The only time I saw anger
in Komal Uncles time-worn myopic eyes was on his
last visit, when he was not allotted his humble,
long-awaited quarter by the DDA when he should have been.
He was contemplating a visit to the then PMs house
and a dharna in protest.
God alone knows where
under the benevolent blue skies he breathed his last..

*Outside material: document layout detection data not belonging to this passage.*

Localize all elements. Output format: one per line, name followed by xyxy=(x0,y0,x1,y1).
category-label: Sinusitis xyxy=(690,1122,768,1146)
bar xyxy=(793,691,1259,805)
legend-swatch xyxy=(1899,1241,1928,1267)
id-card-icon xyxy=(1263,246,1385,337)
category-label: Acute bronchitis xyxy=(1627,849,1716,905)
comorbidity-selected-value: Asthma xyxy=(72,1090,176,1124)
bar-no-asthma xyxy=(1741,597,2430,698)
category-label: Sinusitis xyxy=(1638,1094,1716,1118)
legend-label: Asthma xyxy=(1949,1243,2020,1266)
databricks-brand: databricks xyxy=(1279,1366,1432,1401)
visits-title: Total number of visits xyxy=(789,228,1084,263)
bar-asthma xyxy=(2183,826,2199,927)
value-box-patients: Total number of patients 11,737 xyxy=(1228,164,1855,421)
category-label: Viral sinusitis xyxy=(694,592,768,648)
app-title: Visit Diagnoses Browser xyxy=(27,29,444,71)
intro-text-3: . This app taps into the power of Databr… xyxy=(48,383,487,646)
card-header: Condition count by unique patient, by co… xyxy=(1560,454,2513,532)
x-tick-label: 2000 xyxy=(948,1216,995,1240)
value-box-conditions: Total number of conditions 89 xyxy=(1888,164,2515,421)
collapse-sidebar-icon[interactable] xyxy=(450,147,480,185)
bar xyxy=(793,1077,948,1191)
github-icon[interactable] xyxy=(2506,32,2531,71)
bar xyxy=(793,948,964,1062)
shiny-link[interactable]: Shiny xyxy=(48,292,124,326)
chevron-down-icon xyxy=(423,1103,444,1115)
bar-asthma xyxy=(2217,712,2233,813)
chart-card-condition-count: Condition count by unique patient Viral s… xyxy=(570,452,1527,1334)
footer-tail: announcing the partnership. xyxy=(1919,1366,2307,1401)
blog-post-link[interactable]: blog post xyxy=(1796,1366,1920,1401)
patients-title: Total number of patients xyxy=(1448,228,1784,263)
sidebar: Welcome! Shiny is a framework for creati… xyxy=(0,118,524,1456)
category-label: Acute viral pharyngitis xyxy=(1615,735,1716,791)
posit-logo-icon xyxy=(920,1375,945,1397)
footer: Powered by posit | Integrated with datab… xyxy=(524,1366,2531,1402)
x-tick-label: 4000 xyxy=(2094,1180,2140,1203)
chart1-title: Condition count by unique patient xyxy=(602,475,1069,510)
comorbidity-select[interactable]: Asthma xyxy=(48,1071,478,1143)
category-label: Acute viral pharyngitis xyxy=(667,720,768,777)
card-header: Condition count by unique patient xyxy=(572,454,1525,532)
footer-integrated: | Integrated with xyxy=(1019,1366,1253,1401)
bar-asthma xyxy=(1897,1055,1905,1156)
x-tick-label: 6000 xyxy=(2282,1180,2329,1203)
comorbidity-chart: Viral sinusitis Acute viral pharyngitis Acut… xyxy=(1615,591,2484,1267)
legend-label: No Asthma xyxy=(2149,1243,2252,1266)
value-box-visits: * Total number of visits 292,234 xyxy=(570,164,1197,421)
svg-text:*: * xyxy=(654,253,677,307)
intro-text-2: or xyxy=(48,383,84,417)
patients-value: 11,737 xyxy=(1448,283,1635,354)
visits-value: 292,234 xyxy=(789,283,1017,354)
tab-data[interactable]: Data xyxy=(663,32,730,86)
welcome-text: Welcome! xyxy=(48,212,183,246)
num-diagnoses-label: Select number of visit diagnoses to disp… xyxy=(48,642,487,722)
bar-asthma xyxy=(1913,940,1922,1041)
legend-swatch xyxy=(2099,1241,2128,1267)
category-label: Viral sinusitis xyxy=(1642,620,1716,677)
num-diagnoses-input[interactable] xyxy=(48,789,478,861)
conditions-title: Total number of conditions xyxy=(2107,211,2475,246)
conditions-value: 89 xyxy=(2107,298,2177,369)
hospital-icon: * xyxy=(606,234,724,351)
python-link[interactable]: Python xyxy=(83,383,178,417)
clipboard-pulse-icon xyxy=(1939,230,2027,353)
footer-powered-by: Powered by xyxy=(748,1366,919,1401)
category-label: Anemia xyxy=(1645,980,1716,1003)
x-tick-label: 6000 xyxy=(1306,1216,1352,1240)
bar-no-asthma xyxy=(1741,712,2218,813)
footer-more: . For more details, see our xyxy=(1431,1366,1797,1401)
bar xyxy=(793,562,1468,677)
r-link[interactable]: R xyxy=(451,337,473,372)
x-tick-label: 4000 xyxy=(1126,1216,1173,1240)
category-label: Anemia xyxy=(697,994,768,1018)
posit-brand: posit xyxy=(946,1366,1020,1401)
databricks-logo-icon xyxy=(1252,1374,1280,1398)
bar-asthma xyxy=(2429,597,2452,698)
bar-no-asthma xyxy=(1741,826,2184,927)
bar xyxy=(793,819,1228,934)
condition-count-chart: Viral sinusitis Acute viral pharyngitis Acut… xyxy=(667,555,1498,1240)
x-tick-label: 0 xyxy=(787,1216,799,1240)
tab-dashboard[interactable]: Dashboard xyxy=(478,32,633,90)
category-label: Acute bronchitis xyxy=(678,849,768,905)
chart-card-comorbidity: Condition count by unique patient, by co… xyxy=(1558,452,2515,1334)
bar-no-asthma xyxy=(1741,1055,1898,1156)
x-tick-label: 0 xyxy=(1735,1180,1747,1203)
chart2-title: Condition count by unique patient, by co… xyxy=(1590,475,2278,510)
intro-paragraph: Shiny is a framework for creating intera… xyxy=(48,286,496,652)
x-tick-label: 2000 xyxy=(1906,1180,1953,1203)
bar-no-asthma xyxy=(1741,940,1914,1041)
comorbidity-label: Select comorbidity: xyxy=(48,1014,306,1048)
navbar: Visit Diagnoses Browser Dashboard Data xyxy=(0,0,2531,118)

but it was certainly not inside a tiny DDA quarter with
Komal Enterprises written on the door.. because this
incident dates back to too near the time of his death, as
mentioned in passing at the wedding party.
Presumably, his end came
in one of the dharamshalas or temples he had spent
his long hard life in. Unless, of course, he had relented
at his final hour of sunset to accept an offer of a bed
in some well-wishers house. Faint hope though,
knowing him.
No, there was nothing komal
about the worlds treatment of Komal. And there was
nothing komal about his tenacity for survival
against all odds. Life had been one long battle, with no
compromises on the self-respect front, no stooping to beg
for assistance for this limping padyatri who
scorned any offer of a crutch.
But yes, the gulal
he brought for us every year had indeed been komal and
so was his concern for the receding hairlines, common
colds, common depressions and chronic stomach problems of
his acquaintances. Remedies were spontaneously handed out
(after much laboured listening) with the same generosity
as the gulal, which always came with an
accompanying bottle of sweet home-made sharbat
which went by the name of "a little something for
the children".
I wondered, who had
bagged, ultimately, his only long-cherished dream of a
four-walled living quarter all his own. And I wondered at
the casualness of the finality of the words intimating
the death of one of lifes true warriors.